Pour l’instant, on peut tracer la question politique sous l’angle de l’identité. Le PS a vu son identité se fracturer pendant le quinquennat Hollande. Les primaires ont acté cette division. Chez les LR, même configuration. Les courants Fillon et Sarkozy ne sont pas compatibles avec Macron. Ensuite, ce sont les politiciens en personne qui jugent s’ils sont compatibles. Et par une étrange métamorphose, quelques-uns se découvrent subitement une affinité nouvelle dès lors qu’un poste est en vue. Quant à l’électeur, il est désorienté avec l’identité perdue ou fracturée des LR et du PS, mais il ne connaît pas encore l’identité de la REM. C’est un drôle de pari que de voter pour un parti dont on ne connaît pas l’identité exacte et qui du reste n’en a pas encore. Il faut du temps pour façonner une identité. (Si j’étais Heidegger, j’écrirais un livre intitulé identité et temps. Quoique, ce livre est déjà écrit en contre-jour, dans ma thèse de 1996 intitulée procès et miroir)
Un monde apocalyptique est en vue. Il risque d’être accompagné de troubles et de révélations au sens philosophique et mystique. Néanmoins, si pour les troubles on peut être certain, les révélations n’adviennent pas nécessairement et ne sont jamais comme on les attend. Etrange stratégie. Espérons que ce ne sera pas une étrange défaite. Ce 14 mai au soir de l’investiture, mon esprit était marqué par de sombres pressentiments. Malgré un excellent dimanche, je ne pouvais ressentir d’émotions positives et sereines. Tout devient possible, y compris une dissolution de l’Assemblée d’ici deux ans. C’est prévu dans la constitution et cette éventualité confirmerait le côté américain de Macron qui par cette procédure, nous placerait dans la situation d’une élection à mi-mandat.
Le pouvoir est une chose, les tensions et les forces traversant une société et parfois fracassant le cours de l’Histoire sont puissantes. En marche, ne l’oublions pas, c’est, en sacrifiant au cliché, une communauté hétéroclites de pèlerins métropolitains du numérique naviguant entre les open bars du soir pour une détente en bonne compagnie tout en s’affairant dans les start-up la journée face aux écrans plats. La France ce sont aussi des travailleurs à la peine, pas certain d’être encore aux machines les années suivantes, des agriculteurs en souffrance, des jeunes en désespérance, des déclassés et des perdants avérés (pour les distinguer des perdants narcissiques traversés par les envies et le sentiment de mal vivre). Bref, nous sommes avec deux catégories, ceux qui accrochent le temps et ceux qui décrochent. Et c’est le défi pour Macron que de créer les conditions de l’accroche. A bon entendeur !
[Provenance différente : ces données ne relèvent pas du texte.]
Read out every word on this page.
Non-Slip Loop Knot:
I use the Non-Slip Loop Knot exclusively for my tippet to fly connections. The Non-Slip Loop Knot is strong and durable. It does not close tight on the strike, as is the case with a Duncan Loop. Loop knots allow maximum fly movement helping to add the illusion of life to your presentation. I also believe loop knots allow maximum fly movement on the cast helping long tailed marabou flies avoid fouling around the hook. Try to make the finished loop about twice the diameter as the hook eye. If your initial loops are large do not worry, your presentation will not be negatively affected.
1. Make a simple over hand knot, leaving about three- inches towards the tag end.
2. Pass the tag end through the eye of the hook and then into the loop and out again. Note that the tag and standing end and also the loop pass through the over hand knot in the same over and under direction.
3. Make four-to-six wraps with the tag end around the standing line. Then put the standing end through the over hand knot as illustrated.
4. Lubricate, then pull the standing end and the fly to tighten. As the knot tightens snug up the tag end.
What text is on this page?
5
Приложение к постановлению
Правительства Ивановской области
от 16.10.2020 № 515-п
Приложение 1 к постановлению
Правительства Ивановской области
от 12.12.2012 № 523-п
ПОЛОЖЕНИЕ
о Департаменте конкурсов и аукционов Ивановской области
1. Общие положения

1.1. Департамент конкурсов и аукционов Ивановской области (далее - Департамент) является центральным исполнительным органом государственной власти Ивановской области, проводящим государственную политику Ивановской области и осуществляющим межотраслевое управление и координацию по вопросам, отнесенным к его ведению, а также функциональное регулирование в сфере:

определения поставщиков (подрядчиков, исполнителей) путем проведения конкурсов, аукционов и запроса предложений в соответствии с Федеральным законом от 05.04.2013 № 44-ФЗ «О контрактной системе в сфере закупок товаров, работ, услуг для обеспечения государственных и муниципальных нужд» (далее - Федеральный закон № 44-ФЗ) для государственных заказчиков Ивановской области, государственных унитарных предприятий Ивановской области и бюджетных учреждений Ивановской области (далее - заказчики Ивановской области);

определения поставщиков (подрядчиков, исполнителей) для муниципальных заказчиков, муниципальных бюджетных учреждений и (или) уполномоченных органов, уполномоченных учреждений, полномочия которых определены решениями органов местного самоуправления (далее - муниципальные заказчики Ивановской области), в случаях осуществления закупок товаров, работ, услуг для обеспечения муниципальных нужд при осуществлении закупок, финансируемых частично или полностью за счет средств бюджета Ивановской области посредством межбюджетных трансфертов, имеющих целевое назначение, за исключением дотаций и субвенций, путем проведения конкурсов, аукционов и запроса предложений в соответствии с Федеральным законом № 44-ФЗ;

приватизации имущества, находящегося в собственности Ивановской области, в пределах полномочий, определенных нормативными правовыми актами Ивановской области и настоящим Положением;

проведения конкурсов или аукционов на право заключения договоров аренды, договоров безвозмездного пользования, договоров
On se souviendra de ce 14 mai. Cette marche solitaire. Une pyramide. Deux symboles. La sortie d’Egypte et la terre promise par Moïse ou bien la révolution technumérique et son Bonaparte traversant le Rhin pour conquérir l’Europe avec le spectre de Waterloo. En marche et deux destins, la sortie d’Egypte ou la campagne d’Egypte. Il manquait à cette scène une figure elle aussi symbolique, le Sphinx et son énigme.